Les palmiers ont jauni. Certains arbres n’ont plus que leurs troncs.

« Aujourd’hui, le secteur sous le contrôle (des jihadistes) a rapetissé alors ils combattent encore plus férocement », affirme M. Hassaké.

« Dans le passé, ils ne résistaient pas beaucoup car ils avaient d’autres territoires vers lesquels se retirer ».

Après sa montée en puissance en 2014, l’EI avait établi un « califat » sur un territoire vaste comme la Grande-Bretagne à cheval sur l’Irak et la Syrie.

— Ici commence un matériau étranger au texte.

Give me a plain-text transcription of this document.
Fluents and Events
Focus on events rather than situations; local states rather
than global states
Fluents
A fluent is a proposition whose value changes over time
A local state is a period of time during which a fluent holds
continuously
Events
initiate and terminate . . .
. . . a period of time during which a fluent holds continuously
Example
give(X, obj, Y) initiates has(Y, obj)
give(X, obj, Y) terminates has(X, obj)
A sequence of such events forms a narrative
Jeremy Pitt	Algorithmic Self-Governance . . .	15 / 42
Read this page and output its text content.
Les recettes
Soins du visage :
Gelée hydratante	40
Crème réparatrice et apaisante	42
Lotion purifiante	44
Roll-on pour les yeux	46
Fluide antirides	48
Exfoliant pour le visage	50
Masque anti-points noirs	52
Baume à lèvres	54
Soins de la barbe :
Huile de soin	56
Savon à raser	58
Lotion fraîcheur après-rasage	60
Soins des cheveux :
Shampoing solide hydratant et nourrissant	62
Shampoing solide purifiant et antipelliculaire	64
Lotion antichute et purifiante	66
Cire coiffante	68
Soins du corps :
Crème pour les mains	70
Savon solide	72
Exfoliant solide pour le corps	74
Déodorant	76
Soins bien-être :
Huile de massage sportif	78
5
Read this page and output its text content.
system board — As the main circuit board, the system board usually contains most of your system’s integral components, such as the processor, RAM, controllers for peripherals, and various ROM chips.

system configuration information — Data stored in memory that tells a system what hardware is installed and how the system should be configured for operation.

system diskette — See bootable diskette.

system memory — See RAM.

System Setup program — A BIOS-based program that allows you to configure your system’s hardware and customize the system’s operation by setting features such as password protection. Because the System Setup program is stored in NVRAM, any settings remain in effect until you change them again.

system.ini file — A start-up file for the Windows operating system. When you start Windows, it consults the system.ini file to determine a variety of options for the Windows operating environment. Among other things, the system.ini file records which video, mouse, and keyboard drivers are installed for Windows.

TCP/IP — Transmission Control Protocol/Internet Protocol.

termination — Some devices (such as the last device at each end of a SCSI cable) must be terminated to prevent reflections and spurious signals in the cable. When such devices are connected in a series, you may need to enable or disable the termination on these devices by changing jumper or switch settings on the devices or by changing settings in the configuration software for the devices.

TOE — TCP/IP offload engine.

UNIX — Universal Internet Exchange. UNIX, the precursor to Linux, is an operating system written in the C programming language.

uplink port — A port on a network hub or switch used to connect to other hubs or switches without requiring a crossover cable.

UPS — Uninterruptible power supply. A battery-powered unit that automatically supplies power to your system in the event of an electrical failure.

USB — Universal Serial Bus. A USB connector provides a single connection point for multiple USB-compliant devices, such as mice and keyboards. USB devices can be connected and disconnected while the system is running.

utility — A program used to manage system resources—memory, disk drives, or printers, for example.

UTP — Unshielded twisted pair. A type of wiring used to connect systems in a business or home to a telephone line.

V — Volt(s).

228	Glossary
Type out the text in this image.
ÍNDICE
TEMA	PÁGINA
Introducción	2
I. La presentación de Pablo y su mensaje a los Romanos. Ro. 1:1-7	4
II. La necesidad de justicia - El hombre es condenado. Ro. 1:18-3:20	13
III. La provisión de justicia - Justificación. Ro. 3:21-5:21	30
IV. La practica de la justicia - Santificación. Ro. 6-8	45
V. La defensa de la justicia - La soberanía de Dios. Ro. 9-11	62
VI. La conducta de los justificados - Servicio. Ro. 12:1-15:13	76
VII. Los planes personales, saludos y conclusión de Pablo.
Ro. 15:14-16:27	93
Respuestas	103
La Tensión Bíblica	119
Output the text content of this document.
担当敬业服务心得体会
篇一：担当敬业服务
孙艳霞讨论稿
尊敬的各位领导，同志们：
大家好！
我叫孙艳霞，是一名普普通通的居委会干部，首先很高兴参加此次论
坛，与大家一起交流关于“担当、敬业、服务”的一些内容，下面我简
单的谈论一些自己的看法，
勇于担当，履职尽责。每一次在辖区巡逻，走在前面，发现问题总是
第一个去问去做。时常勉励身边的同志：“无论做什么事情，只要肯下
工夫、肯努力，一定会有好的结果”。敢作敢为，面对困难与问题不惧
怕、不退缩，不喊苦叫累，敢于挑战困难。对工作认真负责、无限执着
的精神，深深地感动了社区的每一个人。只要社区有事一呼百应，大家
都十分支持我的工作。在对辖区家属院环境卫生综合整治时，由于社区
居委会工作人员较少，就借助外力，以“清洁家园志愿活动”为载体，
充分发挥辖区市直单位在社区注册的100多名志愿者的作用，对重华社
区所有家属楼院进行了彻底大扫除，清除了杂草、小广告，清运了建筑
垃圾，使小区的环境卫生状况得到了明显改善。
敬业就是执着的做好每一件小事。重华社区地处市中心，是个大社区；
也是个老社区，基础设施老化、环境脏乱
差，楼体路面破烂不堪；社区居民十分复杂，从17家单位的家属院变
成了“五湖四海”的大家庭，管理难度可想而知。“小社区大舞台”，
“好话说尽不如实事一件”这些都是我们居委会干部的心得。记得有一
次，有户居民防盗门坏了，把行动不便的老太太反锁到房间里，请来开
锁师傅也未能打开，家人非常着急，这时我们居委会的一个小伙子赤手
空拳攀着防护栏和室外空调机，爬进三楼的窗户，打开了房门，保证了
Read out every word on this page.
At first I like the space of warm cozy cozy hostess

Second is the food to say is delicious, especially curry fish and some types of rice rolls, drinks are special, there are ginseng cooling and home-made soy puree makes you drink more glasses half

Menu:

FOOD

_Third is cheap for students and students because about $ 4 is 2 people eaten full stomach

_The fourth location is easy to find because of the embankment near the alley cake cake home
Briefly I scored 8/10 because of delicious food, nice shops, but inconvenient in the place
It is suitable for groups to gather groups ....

– « Merci de votre visite »-

Les FDS ont fait face ces derniers jours à une résistance farouche de la part des jihadistes tapis derrière la ligne de front, qui commettent des attentats suicide et des embuscades, et attaquent à l’aide de motos piégées, ont indiqué des commandants.

Mais la victoire est proche, a affirmé le commandant des FDS, Jia Furat, à des journalistes samedi.

« Dans un laps de temps très court, qui ne durera pas plus que quelques jours, nous annoncerons officiellement la fin de l’existence de l’EI », a-t-il déclaré.

Une telle annonce signerait l’acte de décès du « califat » de l’EI, réduit à l’état de lambeau dans un recoin de la vallée de l’Euphrate plus de quatre ans après avoir été proclamé à Mossoul en Irak par le chef de l’EI, Abou Bakr al-Baghdadi, dont le sort reste inconnu.

Contrairement à d’autres localités avoisinantes, Baghouz compte des villas en pierre de deux étages construites par des habitants ayant émigré dans les riches pays du Golfe, note un combattant des FDS originaire d’un village sur l’autre rive de l’Euphrate.

« Tout endroit traversé par une rivière est beau, mais n’importe quel lieu où passe Daech est anéanti », dit pour sa part M. Hassaké, utilisant un acronyme arabe de l’EI.

Aux abords d’un chemin en terre à la sortie du village, un panneau vert a survécu au passage de l’EI: « La ville de Baghouz vous remercie de votre visite », peut-on y lire.